Fin de la guerre du café entre l’Éthiopie et le géant Starbucks. Après les accusations formulées en 2006 par le gouvernement d’Addis-Abeba à l’encontre de la multinationale américaine lui reprochant de faire main basse sur le café éthiopien, les deux protagonistes ont trouvé un terrain d’entente, le 28 novembre 2007. Ils reviennent de loin. Par d’intenses pressions, le groupe américain a tenté d’empêcher l’Éthiopie de déposer les marques de ses cafés les plus réputés (Harar, Sidamo et Yrgacheffe) dans trente-trois pays, ce qui aurait permis à Addis-Abeba d’en contrôler le commerce et d’accroître les revenus des producteurs. Commercialisés sous licences, ils auraient rapporté 90 millions de dollars par an. « Les cafés étaient vendus par Starbucks entre 24 et 26 dollars la livre. Seulement 5 % nous revenaient. Nous avons combattu l’appropriation illicite de nos cafés », justifie Getachew Alemu, de l’Office éthiopien pour la propriété intellectuelle (EIPO).
Seule la médiatisation du conflit a fait céder l’américain. « Nous sommes ici pour tourner la page des malentendus.

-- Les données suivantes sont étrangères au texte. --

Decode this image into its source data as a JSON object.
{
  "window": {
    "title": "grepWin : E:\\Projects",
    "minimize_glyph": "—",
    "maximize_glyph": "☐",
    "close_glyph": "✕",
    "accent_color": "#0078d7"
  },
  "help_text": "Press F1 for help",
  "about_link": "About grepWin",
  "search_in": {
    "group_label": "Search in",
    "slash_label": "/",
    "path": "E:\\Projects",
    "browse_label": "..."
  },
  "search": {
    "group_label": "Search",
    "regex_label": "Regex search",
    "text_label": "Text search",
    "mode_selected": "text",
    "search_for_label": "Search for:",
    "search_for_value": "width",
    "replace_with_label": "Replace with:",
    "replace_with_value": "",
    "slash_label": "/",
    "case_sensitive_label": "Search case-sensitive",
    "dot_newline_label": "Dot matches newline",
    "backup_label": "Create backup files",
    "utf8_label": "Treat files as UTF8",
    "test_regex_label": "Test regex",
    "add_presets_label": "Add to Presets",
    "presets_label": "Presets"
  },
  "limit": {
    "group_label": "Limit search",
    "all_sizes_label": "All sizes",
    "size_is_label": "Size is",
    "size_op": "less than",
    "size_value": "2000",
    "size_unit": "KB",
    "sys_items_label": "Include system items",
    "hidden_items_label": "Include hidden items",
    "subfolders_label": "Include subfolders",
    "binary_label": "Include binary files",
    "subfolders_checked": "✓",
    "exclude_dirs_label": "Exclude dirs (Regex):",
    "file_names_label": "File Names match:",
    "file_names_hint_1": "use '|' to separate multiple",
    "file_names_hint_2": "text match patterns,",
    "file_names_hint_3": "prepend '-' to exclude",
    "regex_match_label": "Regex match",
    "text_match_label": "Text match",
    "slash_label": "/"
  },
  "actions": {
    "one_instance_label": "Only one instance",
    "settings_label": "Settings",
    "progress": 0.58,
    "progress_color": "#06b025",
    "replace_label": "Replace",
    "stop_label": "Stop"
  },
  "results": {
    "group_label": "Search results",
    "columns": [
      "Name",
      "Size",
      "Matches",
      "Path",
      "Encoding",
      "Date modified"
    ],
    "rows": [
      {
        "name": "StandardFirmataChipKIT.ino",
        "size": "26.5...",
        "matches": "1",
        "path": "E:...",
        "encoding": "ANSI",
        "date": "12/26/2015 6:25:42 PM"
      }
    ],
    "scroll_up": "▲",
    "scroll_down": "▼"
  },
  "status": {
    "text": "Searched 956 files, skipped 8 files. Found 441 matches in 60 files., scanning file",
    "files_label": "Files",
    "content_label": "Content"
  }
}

Nos achats de café éthiopien ont augmenté de 400 % entre 2002 et 2006, et ils vont encore s’accroître », a déclaré Howard Schultz, le patron de Starbucks, le 28 novembre. « Tous les désaccords sont derrière nous. C’est un nouveau départ », a confirmé le premier ministre du pays, Mélès Zenawi. Les deux parties ont signé un accord qui instaure un label pour les trois variétés de café. Il est reconnu par quinze autres compagnies caféières internationales.

Des produits très typiques
Un différend qui illustre le retard de l’Afrique dans la défense et la promotion de ses produits. De l’Amérique latine à l’Asie, les pays en développement jonglent avec les labels (agriculture biologique, commerce équitable, indications géographiques protégées) pour commercialiser des produits plus chers en jouant la carte de la qualité et de la sécurité alimentaire. La Colombie a son café. Le Mexique vante sa tequila et la Chine l’alcool de riz jaune de Shaoxing. L’Inde loue la qualité du thé Darjeeling et le Punjab celle du riz Basmati. Et l’Afrique ? « Le développement de labels est un enjeu pour le continent. C’est un élément porteur pour tous les produits. Qu’ils soient si peu nombreux en Afrique traduit le peu de place que celle-ci occupe dans le commerce international et les difficultés qu’éprouvent ses entreprises productrices et exportatrices à s’imposer », constate Caroline Thulliez, responsable Afrique de l’Association pour le développement des échanges internationaux de produits et de techniques agroalimentaires (Adepta).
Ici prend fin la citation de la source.